In October 1942, everyone was moved out of the ghetto and was separated into two groups: the people who could work and the people who could not work.
This was the last day Greenbaum saw his mother and three of his sisters. Everyone in the “working” group was taken to a slave labor camp; the others were killed.
At the camp, people were beaten and forced to jog. The men and women were then separated.
One of Greenbaum’s sisters was taken away by the Germans and eventually killed.
Another one of his sisters contracted typhoid fever, which led to tuberculosis and then to death.
His last sister was a tailor at a tailor shop. The tailors planned an escape and Greenbaum went with them.
During the escape, there was an air raid and when the Germans saw the escaping prisoners, they started to shoot.
Greenbaum was shot in the head, but was not seriously hurt. He then found his sister in the men’s barrack hiding from the Nazis.
Three weeks later, everyone was shipped to Auschwitz.
People were stuffed into cattle cars, at least 125 in each one, for three days and three nights with no food or water.
Many people died from exhaustion and lack of air.
At Auschwitz, the group of people who could work stayed and the others were killed. The Germans then tattooed everyone with a number that replaced their name.
Their heads were shaved to get rid of the lice they were infested with.

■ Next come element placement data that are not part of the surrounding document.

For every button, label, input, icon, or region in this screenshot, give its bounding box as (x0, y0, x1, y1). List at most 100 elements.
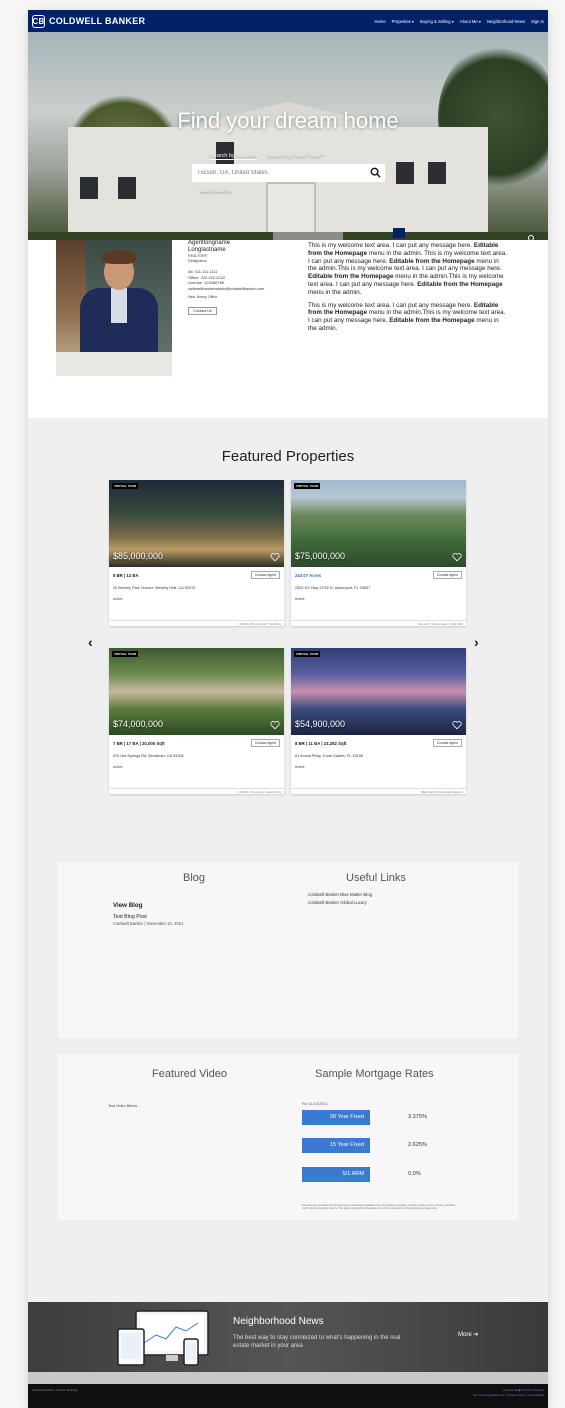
favorite-heart-icon[interactable] (452, 552, 462, 562)
agent-photo (56, 240, 172, 376)
contact-us-button[interactable]: Contact Us (188, 307, 217, 316)
footer-link-legal[interactable]: Fair Housing Statement | Privacy Policy … (473, 1393, 544, 1398)
nav-item-sign-in[interactable]: Sign In (531, 19, 544, 24)
useful-link[interactable]: Coldwell Banker Blue Matter Blog (308, 892, 372, 897)
blog-title: Blog (183, 872, 206, 884)
contact-agent-button[interactable]: Contact Agent (432, 571, 462, 579)
devices-illustration (117, 1310, 209, 1366)
property-status: Active (295, 597, 305, 601)
search-tabs: Search by Location Search by Drive Time™ (210, 153, 325, 160)
property-price: $74,000,000 (113, 719, 164, 729)
mortgage-disclaimer: The rates are provided for reference onl… (302, 1204, 456, 1211)
tab-search-drive-time[interactable]: Search by Drive Time™ (267, 153, 325, 160)
carousel-next-arrow[interactable]: › (474, 634, 479, 650)
virtual-tour-badge: VIRTUAL TOUR (294, 483, 321, 489)
hero-window (396, 162, 414, 184)
news-more-link[interactable]: More ➔ (458, 1331, 478, 1338)
listing-source: CRMLS | Montecito | Coastal MLS (109, 788, 284, 794)
nav-menu: Home Properties ▾ Buying & Selling ▾ Abo… (375, 10, 545, 32)
favorite-heart-icon[interactable] (452, 720, 462, 730)
page: CB COLDWELL BANKER Home Properties ▾ Buy… (28, 10, 548, 1408)
search-near-me-link[interactable]: Search near me (200, 188, 232, 193)
footer-band (28, 1372, 548, 1384)
hero-window (118, 177, 136, 199)
nav-item-buying-selling[interactable]: Buying & Selling ▾ (420, 19, 454, 24)
agent-contact-block: Alt: 111.111.1111 Office: 222.222.2222 L… (188, 269, 288, 291)
property-specs: 8 BR | 11 BA | 23,282 Sqft (295, 741, 347, 746)
photo-agent-hair (102, 250, 136, 264)
nav-item-about-me[interactable]: About Me ▾ (460, 19, 481, 24)
agent-office: New Jersey Office (188, 295, 218, 300)
property-address[interactable]: 670 Hot Springs Rd, Montecito, CA 93108 (113, 754, 184, 758)
rate-30-year-fixed-value: 3.375% (408, 1114, 427, 1120)
search-icon[interactable] (370, 167, 381, 178)
news-title: Neighborhood News (233, 1316, 324, 1327)
tab-search-location[interactable]: Search by Location (210, 153, 258, 160)
mortgage-rates-title: Sample Mortgage Rates (315, 1068, 434, 1080)
blog-post-title[interactable]: Test Blog Post (113, 914, 147, 920)
footer-links: Contact Us ▶ Terms of Service Fair Housi… (473, 1388, 544, 1398)
virtual-tour-badge: VIRTUAL TOUR (112, 483, 139, 489)
useful-link[interactable]: Coldwell Banker Global Luxury (308, 900, 367, 905)
blog-post-meta: Coldwell Banker | November 10, 2021 (113, 921, 184, 926)
property-card[interactable]: VIRTUAL TOUR $85,000,000 8 BR | 12 BA Co… (109, 480, 284, 626)
photo-desk (56, 352, 172, 376)
rate-15-year-fixed-value: 2.625% (408, 1142, 427, 1148)
agent-designation: Designation (188, 259, 207, 263)
welcome-text: This is my welcome text area. I can put … (308, 242, 508, 338)
nav-item-home[interactable]: Home (375, 19, 386, 24)
property-specs: 7 BR | 17 BA | 20,000 Sqft (113, 741, 165, 746)
footer-copyright[interactable]: Coldwell Banker | Cookie Settings (32, 1388, 77, 1392)
welcome-paragraph: This is my welcome text area. I can put … (308, 301, 506, 332)
mortgage-date: For 11/10/2021 (302, 1102, 328, 1106)
property-card[interactable]: VIRTUAL TOUR $75,000,000 243.07 Acres Co… (291, 480, 466, 626)
favorite-heart-icon[interactable] (270, 552, 280, 562)
nav-item-neighborhood-news[interactable]: Neighborhood News (487, 19, 525, 24)
contact-agent-button[interactable]: Contact Agent (432, 739, 462, 747)
contact-agent-button[interactable]: Contact Agent (250, 739, 280, 747)
search-box (192, 164, 385, 182)
search-input[interactable] (197, 170, 367, 176)
rate-30-year-fixed-button[interactable]: 30 Year Fixed (302, 1110, 370, 1125)
hero-window (80, 177, 98, 199)
listing-source: CRMLS | Beverly Hills | Sold Mkts (109, 620, 284, 626)
cb-logo-icon: CB (32, 14, 45, 28)
property-address[interactable]: 20 Beverly Park Terrace, Beverly Hills, … (113, 586, 195, 590)
property-address[interactable]: 81 Arvida Pkwy, Coral Gables, FL 33156 (295, 754, 363, 758)
property-price: $85,000,000 (113, 551, 164, 561)
property-status: Active (113, 765, 123, 769)
rate-5-1-arm-button[interactable]: 5/1 ARM (302, 1167, 370, 1182)
property-specs: 8 BR | 12 BA (113, 573, 139, 578)
featured-video-text: Test Video Below (108, 1104, 138, 1108)
hero-yard-sign (393, 228, 405, 238)
nav-item-properties[interactable]: Properties ▾ (392, 19, 414, 24)
hero-banner: Find your dream home Search by Location … (28, 32, 548, 263)
agent-info: Agentlongname Longlastname REALTOR® Desi… (188, 240, 288, 317)
rate-15-year-fixed-button[interactable]: 15 Year Fixed (302, 1138, 370, 1153)
listing-source: BEACHES | Miami-Dade Realtors (291, 788, 466, 794)
blog-links-panel (58, 862, 518, 1038)
hero-title: Find your dream home (177, 108, 399, 133)
agent-section: Agentlongname Longlastname REALTOR® Desi… (28, 240, 548, 418)
carousel-prev-arrow[interactable]: ‹ (88, 634, 93, 650)
agent-email[interactable]: coldwellbankeradmin@coldwellbanker.com (188, 286, 278, 292)
property-specs: 243.07 Acres (295, 573, 322, 578)
brand-logo[interactable]: CB COLDWELL BANKER (32, 14, 145, 28)
favorite-heart-icon[interactable] (270, 720, 280, 730)
view-blog-link[interactable]: View Blog (113, 902, 142, 909)
property-card[interactable]: VIRTUAL TOUR $54,900,000 8 BR | 11 BA | … (291, 648, 466, 794)
property-card[interactable]: VIRTUAL TOUR $74,000,000 7 BR | 17 BA | … (109, 648, 284, 794)
property-price: $75,000,000 (295, 551, 346, 561)
footer: Coldwell Banker | Cookie Settings Contac… (28, 1384, 548, 1408)
property-status: Active (113, 597, 123, 601)
contact-agent-button[interactable]: Contact Agent (250, 571, 280, 579)
video-mortgage-panel (58, 1054, 518, 1220)
agent-first-name: Agentlongname (188, 240, 231, 246)
property-address[interactable]: 2300 US Hwy 17/92 N, Davenport, FL 33837 (295, 586, 370, 590)
neighborhood-news-banner: Neighborhood News The best way to stay c… (28, 1302, 548, 1372)
agent-last-name: Longlastname (188, 247, 226, 253)
news-text: The best way to stay connected to what's… (233, 1335, 401, 1349)
useful-links-title: Useful Links (346, 872, 406, 884)
photo-agent-shirt (111, 288, 127, 323)
featured-video-title: Featured Video (152, 1068, 228, 1080)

They took showers and had to wear striped uniforms.
Greenbaum was only in Auschwitz for three months because there was not much work to be done, due to so many other people who were enslaved there.
The next camp he was shipped to was Buna Manowitz.
The jobs there were through the I.G. Farban Company, the chemical company that made the gas that killed millions.
When the Allied bombing started there, the guards and the non Jews had a bunker to go into.
All the Jews had to drop wherever they were. After the bombing and air raids, those still alive were forced to remove the dead bodies.
Right after these events, Greenbaum was shipped out again with many others. On their way to the next camp, Flusinburg, the Jews were let out and forced to walk part of the way.
In Flusinburg, the same treatment was received as at the other camps and the people had to remove clothes from the dead and pack them for shipment to Germany.
The one reprieve from the horrors of the camps was the Red Cross.
When the Red Cross visited for a day, everyone was fed cream of wheat instead of their normal piece of bread and instant black coffee for the whole day.
They were also cleaned and given exercise time.
In mid-February 1945, the prisoners had to march for miles. It was called the “Death March” because so many people were dying from lack of strength.
During the march, there was a torrential rain.
The people were drenched and stopped at a farm for the night to let their clothes dry.
The next day they went back to marching and were shot at by low-flying planes.
Greenbaum found out that there were American soldiers nearby. A soldier came up to the marchers and said, “You are free.”
Greenbaum was finally liberated on April 25, 1945. At the time he weighed little more than 75 pounds.
Greenbaum also spoke about the oppression of the Jews. “No one spoke out for us and they let him [Hitler] do what he wanted to do,” he said.
To this day, Greenbaum feels it is important to remember the millions of lives that were lost and the experiences he had himself.